TIA is characterised by its unique continuity, providing maximum transparency at all levels with reduced interfacing requirements.

Its influence covers everything from the field level and production control level, up to the corporate management level.

It also provides maximum interoperability, including everything from the controller, HMI, drives, to the process control system.

This reduces the complexity of the automation solution in the plant.

The TIA system that Siemens has put into place encompasses products called Simotion and Sinamics, and includes a palate of high-tech control system components which are optimally harmonised with one another.

"We presented Simotion, our latest generation of motion controller, and Sinamics our latest generation of drives", says Ian Hall, Service Manager with Siemens.

"The motion controller, the drives and the motors encompass the scope of our project".

"It was a very big step forward for Irwin technologically, in terms of the wiring and drive integration and motion control".

"We showed them the benefits of taking standard, off-the-shelf Siemens technologies and applying them to a machine solution".

Most machines require motion control (positioning, synchronous operation), PLC functionality and technology tasks (pressure control and temperature control).

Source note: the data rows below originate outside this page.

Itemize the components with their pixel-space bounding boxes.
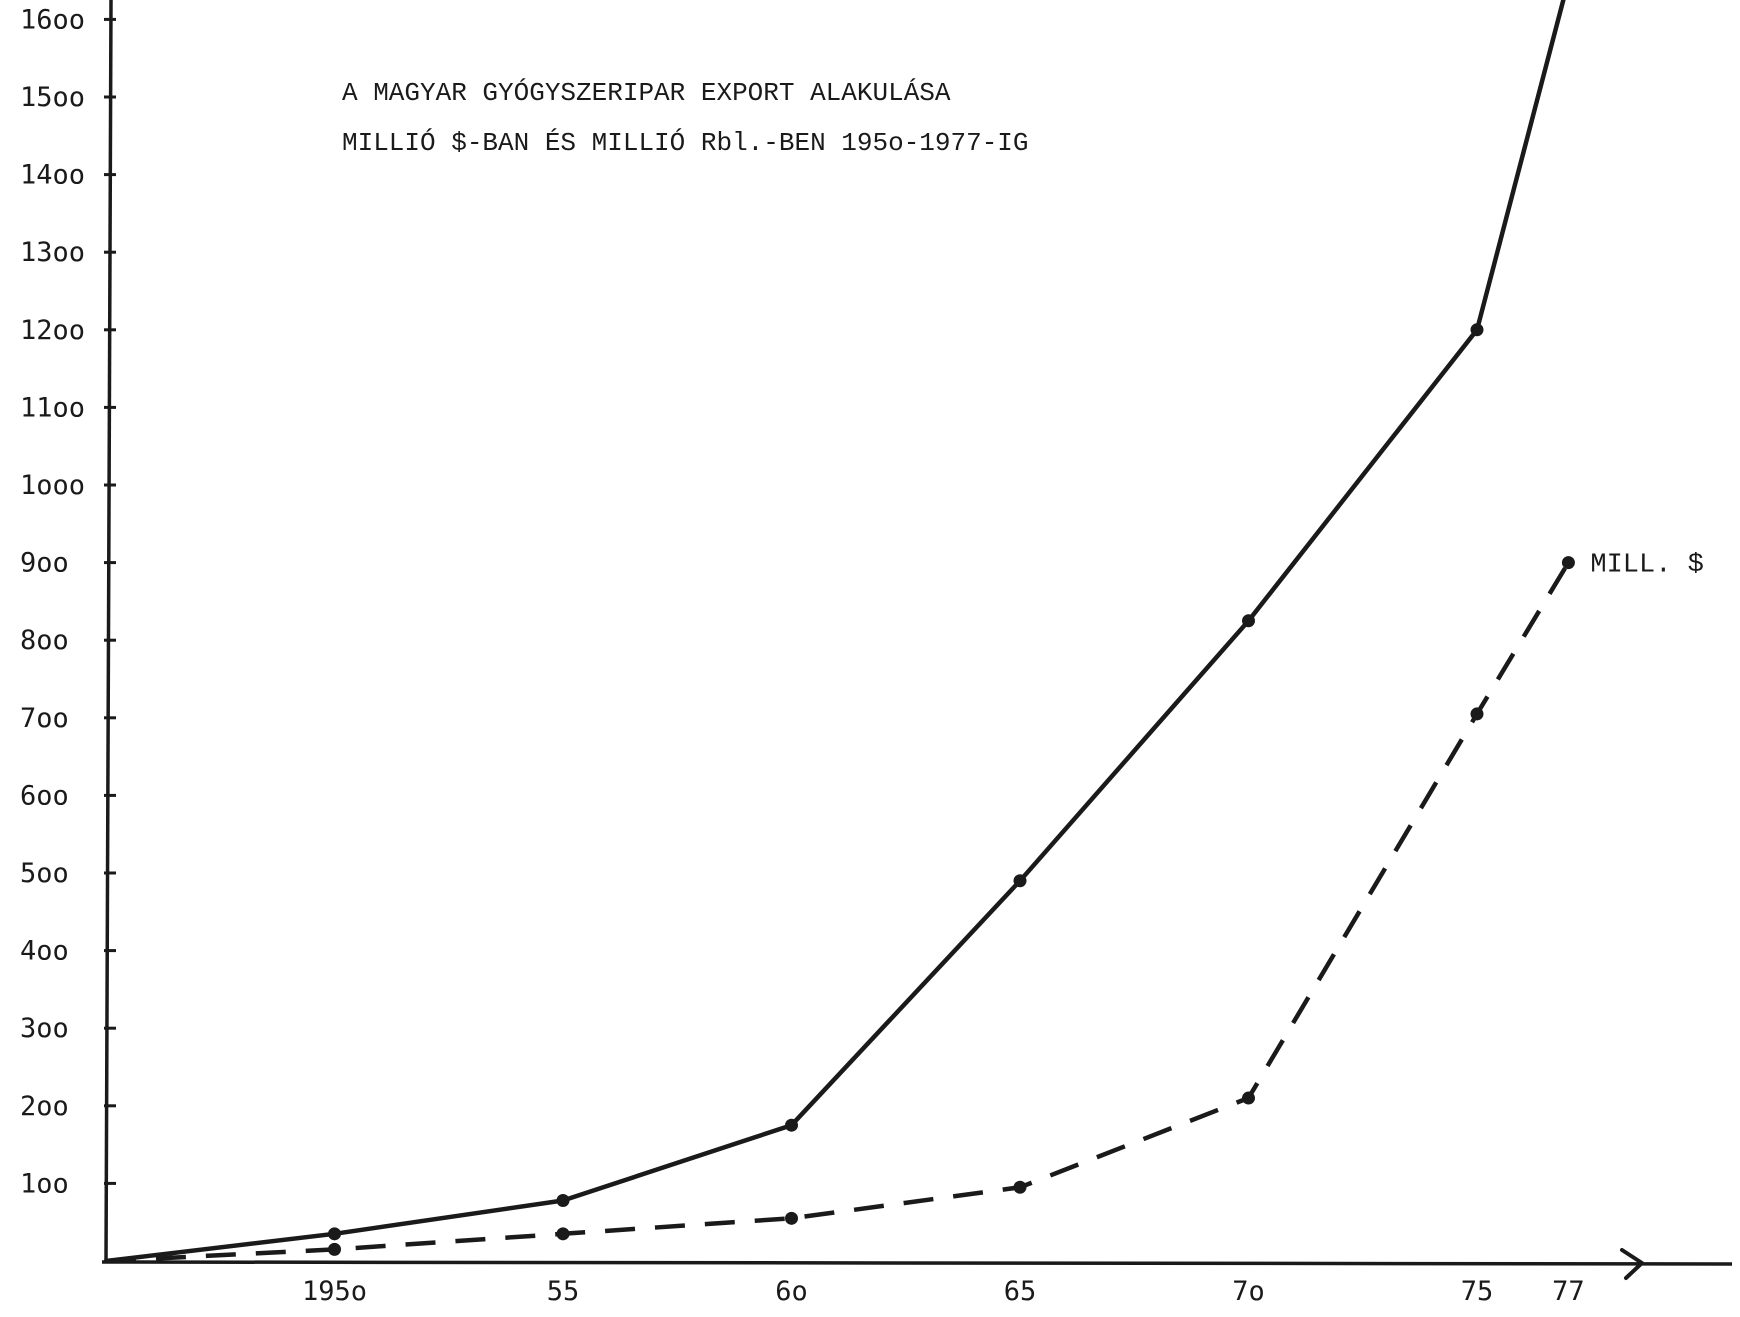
x-tick-label: 6o — [775, 1276, 808, 1307]
x-axis-line — [101, 1260, 1733, 1266]
series-layer: MILL. $ — [103, 0, 1704, 1264]
y-tick-label: 3oo — [20, 1013, 69, 1044]
chart-subtitle: MILLIÓ $-BAN ÉS MILLIÓ Rbl.-BEN 195o-197… — [342, 128, 1029, 158]
series-1 — [103, 0, 1566, 1264]
y-axis-line — [104, 0, 113, 1263]
x-axis-arrow — [1620, 1248, 1644, 1280]
data-point — [328, 1227, 341, 1241]
data-point — [556, 1193, 570, 1207]
axes — [101, 0, 1733, 1280]
y-tick-label: 1oo — [20, 1168, 69, 1199]
x-tick-label: 195o — [302, 1276, 367, 1307]
y-tick-label: 9oo — [20, 548, 69, 579]
data-point — [785, 1211, 798, 1225]
y-tick-label: 12oo — [20, 315, 85, 346]
y-tick-label: 13oo — [20, 237, 85, 268]
series-line — [105, 561, 1571, 1264]
y-tick-label: 7oo — [20, 703, 69, 734]
y-tick-label: 16oo — [20, 4, 85, 35]
y-tick-label: 11oo — [20, 392, 85, 423]
data-point — [1242, 614, 1255, 628]
data-point — [328, 1242, 341, 1256]
y-tick-label: 2oo — [20, 1091, 69, 1122]
y-tick-label: 6oo — [20, 780, 69, 811]
x-tick-label: 77 — [1552, 1276, 1585, 1307]
x-tick-label: 65 — [1004, 1276, 1037, 1307]
x-axis-ticks: 195o 55 6o 65 7o 75 77 — [302, 1276, 1585, 1307]
x-tick-label: 55 — [547, 1276, 580, 1307]
y-axis-ticks: 1oo 2oo 3oo 4oo 5oo 6oo 7oo 8oo 9oo 1ooo 11oo 12oo 1… — [20, 4, 116, 1199]
series-label: MILL. $ — [1590, 551, 1703, 581]
data-point — [1013, 874, 1027, 888]
x-tick-label: 75 — [1461, 1276, 1494, 1307]
data-point — [785, 1118, 798, 1132]
series-line — [103, 0, 1566, 1264]
x-tick-label: 7o — [1232, 1276, 1265, 1307]
y-tick-label: 1ooo — [20, 470, 85, 501]
data-point — [1242, 1091, 1255, 1105]
data-point — [1470, 323, 1484, 337]
data-point — [1013, 1180, 1027, 1194]
y-tick-label: 4oo — [20, 936, 69, 967]
chart-title: A MAGYAR GYÓGYSZERIPAR EXPORT ALAKULÁSA — [342, 78, 951, 108]
y-tick-label: 14oo — [20, 160, 85, 191]
y-tick-label: 15oo — [20, 82, 85, 113]
data-point — [556, 1227, 570, 1241]
y-tick-label: 5oo — [20, 858, 69, 889]
y-tick-label: 8oo — [20, 625, 69, 656]
data-point — [1470, 707, 1484, 721]
series-2: MILL. $ — [105, 551, 1704, 1264]
data-point — [1561, 556, 1575, 570]
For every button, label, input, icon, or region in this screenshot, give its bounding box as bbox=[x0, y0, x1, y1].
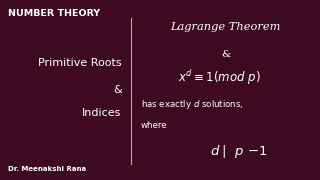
Text: has exactly $d$ solutions,: has exactly $d$ solutions, bbox=[141, 98, 244, 111]
Text: Primitive Roots: Primitive Roots bbox=[38, 58, 122, 68]
Text: $d\mid\ p\ {-}1$: $d\mid\ p\ {-}1$ bbox=[210, 143, 267, 160]
Text: $x^d \equiv 1(mod\ p)$: $x^d \equiv 1(mod\ p)$ bbox=[178, 68, 260, 87]
Text: where: where bbox=[141, 122, 167, 130]
Text: Lagrange Theorem: Lagrange Theorem bbox=[171, 22, 281, 32]
Text: Dr. Meenakshi Rana: Dr. Meenakshi Rana bbox=[8, 166, 86, 172]
Text: NUMBER THEORY: NUMBER THEORY bbox=[8, 9, 100, 18]
Text: &: & bbox=[221, 50, 230, 59]
Text: &: & bbox=[113, 85, 122, 95]
Text: Indices: Indices bbox=[82, 108, 122, 118]
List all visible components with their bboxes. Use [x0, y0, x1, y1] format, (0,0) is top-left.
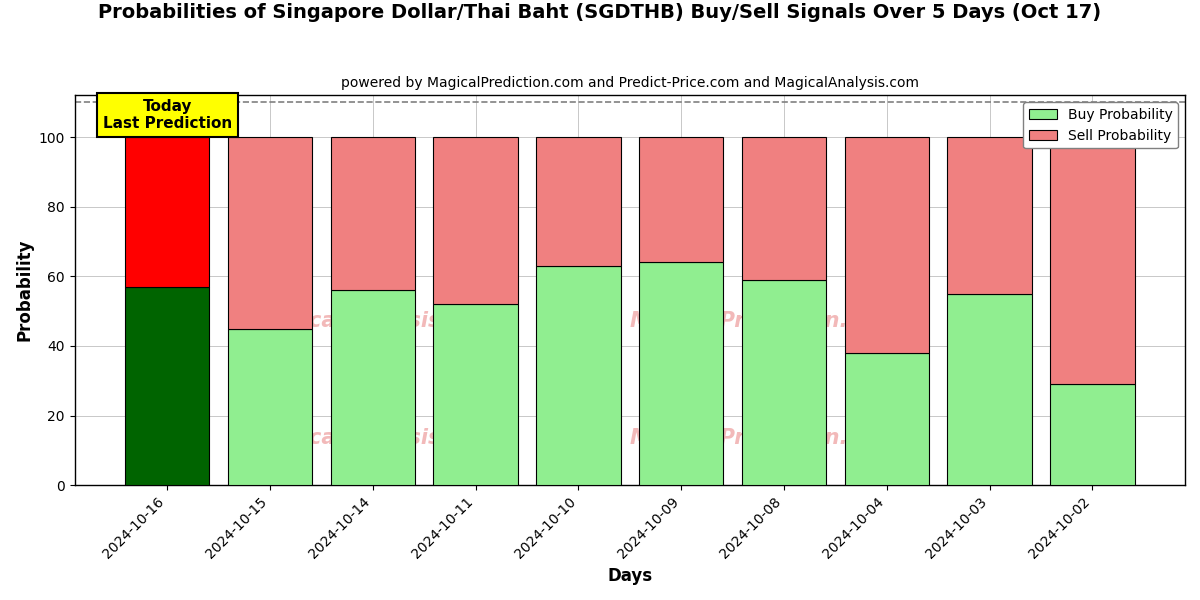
- Bar: [640, 262, 724, 485]
- Text: MagicalPrediction.com: MagicalPrediction.com: [630, 311, 896, 331]
- Text: Today
Last Prediction: Today Last Prediction: [103, 99, 232, 131]
- Bar: [331, 290, 415, 485]
- Bar: [125, 287, 210, 485]
- Text: MagicalPrediction.com: MagicalPrediction.com: [630, 428, 896, 448]
- Bar: [228, 329, 312, 485]
- Bar: [331, 137, 415, 290]
- Bar: [845, 353, 929, 485]
- Bar: [125, 137, 210, 287]
- Bar: [845, 137, 929, 353]
- X-axis label: Days: Days: [607, 567, 653, 585]
- Bar: [742, 280, 826, 485]
- Bar: [228, 137, 312, 329]
- Bar: [433, 304, 517, 485]
- Bar: [948, 294, 1032, 485]
- Y-axis label: Probability: Probability: [16, 239, 34, 341]
- Bar: [536, 266, 620, 485]
- Bar: [1050, 384, 1134, 485]
- Bar: [640, 137, 724, 262]
- Title: powered by MagicalPrediction.com and Predict-Price.com and MagicalAnalysis.com: powered by MagicalPrediction.com and Pre…: [341, 76, 919, 90]
- Bar: [948, 137, 1032, 294]
- Text: Probabilities of Singapore Dollar/Thai Baht (SGDTHB) Buy/Sell Signals Over 5 Day: Probabilities of Singapore Dollar/Thai B…: [98, 3, 1102, 22]
- Bar: [742, 137, 826, 280]
- Bar: [536, 137, 620, 266]
- Bar: [1050, 137, 1134, 384]
- Legend: Buy Probability, Sell Probability: Buy Probability, Sell Probability: [1024, 102, 1178, 148]
- Text: MagicalAnalysis.com: MagicalAnalysis.com: [252, 428, 497, 448]
- Text: MagicalAnalysis.com: MagicalAnalysis.com: [252, 311, 497, 331]
- Bar: [433, 137, 517, 304]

The fusion of these functions into one system - as with Simotion - has a number of advantages, such as lower engineering costs, higher machine performance, the elimination of time-critical interfaces between individual components, and simple, uniform and transparent programming and diagnostics for the entire machine.

It is a simple and flexible solution for numerous motion control tasks.

Siemens' Sinamics is a modular drive system for high-performance applications in industrial machine building.

Sinamics solves many sophisticated drive tasks for a wide range of industrial applications.

It includes high-performance single-motor drives as well as co-ordinated drives (for multi-axis applications) with vector and servo functionality.

The program's solutions are structured in the form of modular axis groups instead of individual axes.

Instead of connecting each individual axis all of the components are electronically connected.

It provides a high degree of flexibility and combination possibilities, as well as a wide range of products and services.

Pre-assembled cables were used to connect many of the components - including motors and encoders - via the Drive-CLiQ electronic interface.

This integrated, seamless communicating system simplifies the electrical aspect of Irwin's machines.

This Siemens system also uses an ASI (Actuator-Sensor-Interface) bus with minimum wiring, having only one cable instead of many.

The bus has quick assembly, it is easy to maintain and configuration is easy and fast.

It is equipped with safety technology, ASIsafe, enabling direct integration of fail-safe components.

"Irwin has an HMI for its machines, called Ballerina, that they wanted to maintain", continues Hall.

"They wanted to keep the familiar Ballerina screen in place, so that the operators and users would not experience any interface change".

Ballerina is an Irwin-developed, PC-based software package providing an up-gradable, powerful and flexible system to graphically represent the motion profiles of the equipment chain feed and platen drives in terms of time and velocity.

This gives the user full control and flexibility of the process.

Its features include sorting of product recipes and logs, network capabilities, multiple languages and pass-code protection.

While the screen is still the same Ballerina screen, underneath the interface there is now a state-of-the-art, incredibly flexible and efficient Siemens motion control and drive system.

The controls upgrade to Irwin's thermoforming machines is a solution the company can now leverage to bring more value to its customers: Reduced time to assemble the machines, simplified wiring, digital control of the drives, and increased diagnostics from the drives, motors and I/Os combine to bring more machine reliability.